The key challenge is to plan for the forthcoming population growth while investing in skills and infrastructures. We must expand the economy and expand job opportunities for our young people, otherwise we would face a nightmare scenario. Linked to demographics is accelerating urbanisation. One of the major megatrends in the coming decades is rapid urbanisation. In 1950 some 30 percent of the world’s population lived in urban cities. According to forecasts, some 66 percent of the world’s population will live in cities in 2030. In the case of developing countries such as those of Africa, rapid urbanisation is the norm, but by 2030 urban dwellers are likely to constitute merely around 50 percent, up from the current average of 30 percent. In the advanced nations of Europe, the trend is likely to exceed 70 percent.

A remarkable trend in the urbanisation process is the phenomenon of megacities, defined as cities with more than 10 million people. According to some forecasts, by 2030 the population of some cities will rise substantially: Delhi (36 million), Shanghai (30 million), Mumbai (27.8 million), Tokyo (27 million), Karachi (24.8 million, Cairo (24.5 million), Lagos (24.2 million), Sao Paulo (23.8 million), Kinshasa (20 million). A new form of urban agglomeration is emerging, known as gigacities, i.e. super cities exceeding 50 million dwellers. For example, the Chinese government is said to be planning to connect five cities into a massive urban conurbation, such that Greater Shanghai could exceed 170 million in the next five years.

One significant fact for global trade and investments is that megacities are vortices for business, money and capital. They will have a capacity to wield economic power well beyond their national frontiers. Several of those cities have a GDP higher than many countries. New York’s economy stands above a US$1.5 trillion while that of London is US$845 billion. At US$136 billion, the GDP of Lagos is significantly higher than that of Ghana at US$ 45 billion and Côte d’Ivoire at US$38.37 billion.

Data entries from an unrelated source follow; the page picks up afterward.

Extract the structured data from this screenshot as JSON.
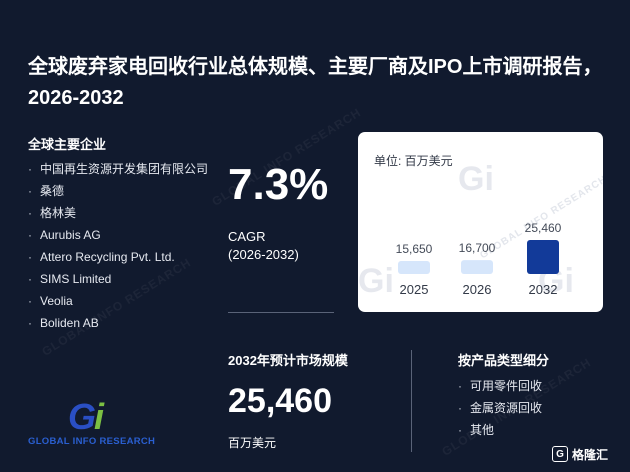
{
  "title": "全球废弃家电回收行业总体规模、主要厂商及IPO上市调研报告，2026-2032",
  "companies": {
    "heading": "全球主要企业",
    "bullet": "·",
    "items": [
      "中国再生资源开发集团有限公司",
      "桑德",
      "格林美",
      "Aurubis AG",
      "Attero Recycling Pvt. Ltd.",
      "SIMS Limited",
      "Veolia",
      "Boliden AB"
    ]
  },
  "cagr": {
    "value": "7.3%",
    "label": "CAGR",
    "period": "(2026-2032)"
  },
  "chart_data": {
    "type": "bar",
    "unit_label": "单位: 百万美元",
    "categories": [
      "2025",
      "2026",
      "2032"
    ],
    "values": [
      15650,
      16700,
      25460
    ],
    "value_labels": [
      "15,650",
      "16,700",
      "25,460"
    ],
    "colors": [
      "#d6e6fb",
      "#d6e6fb",
      "#123a99"
    ]
  },
  "market": {
    "heading": "2032年预计市场规模",
    "value": "25,460",
    "unit": "百万美元"
  },
  "segments": {
    "heading": "按产品类型细分",
    "bullet": "·",
    "items": [
      "可用零件回收",
      "金属资源回收",
      "其他"
    ]
  },
  "logo": {
    "mark_g": "G",
    "mark_i": "i",
    "text": "GLOBAL INFO RESEARCH"
  },
  "watermark": {
    "text": "GLOBAL INFO RESEARCH",
    "mark": "Gi"
  },
  "corner_badge": {
    "icon": "G",
    "text": "格隆汇"
  }
}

The acceleration of urbanisation will push demand for greater infrastructure, housing and public social facilities such as education, health and public transport. The challenges of pollution, floods and other urban problems will also intensify. Governments will have to design urban management solutions that will enable the new megacities to flourish; otherwise, they will be dens of iniquity and strife, with all the implications for governance, security and social stability.

The new thinking about urbanisation centres on creation of “smart cities” that are innovative and creative. Drones will be used to carry messages from one part of town to another. Waste disposal networks by way of tubes will carry wastes from building to building into recycling plants for production of biogas. Driverless cars and buses will gain increasing acceptability while maglev subways will become one of the popular means of transport.  But there will be substantial differences in the demographic mix of the megacities. In Asia, the population of over 60 will outnumber the young while in Africa it will be the opposite.

The implications for Nigeria are onerous. In the coming decades the majority of our people will live in cities. We must, therefore, go back to the discipline of urban and regional planning. We must expand urban infrastructure, including trams, subways sanitation and social services. We must create a built environment that is sound, safe, sustainable and air-conditioned. We need to build nothing less than a new civilisation on our continent.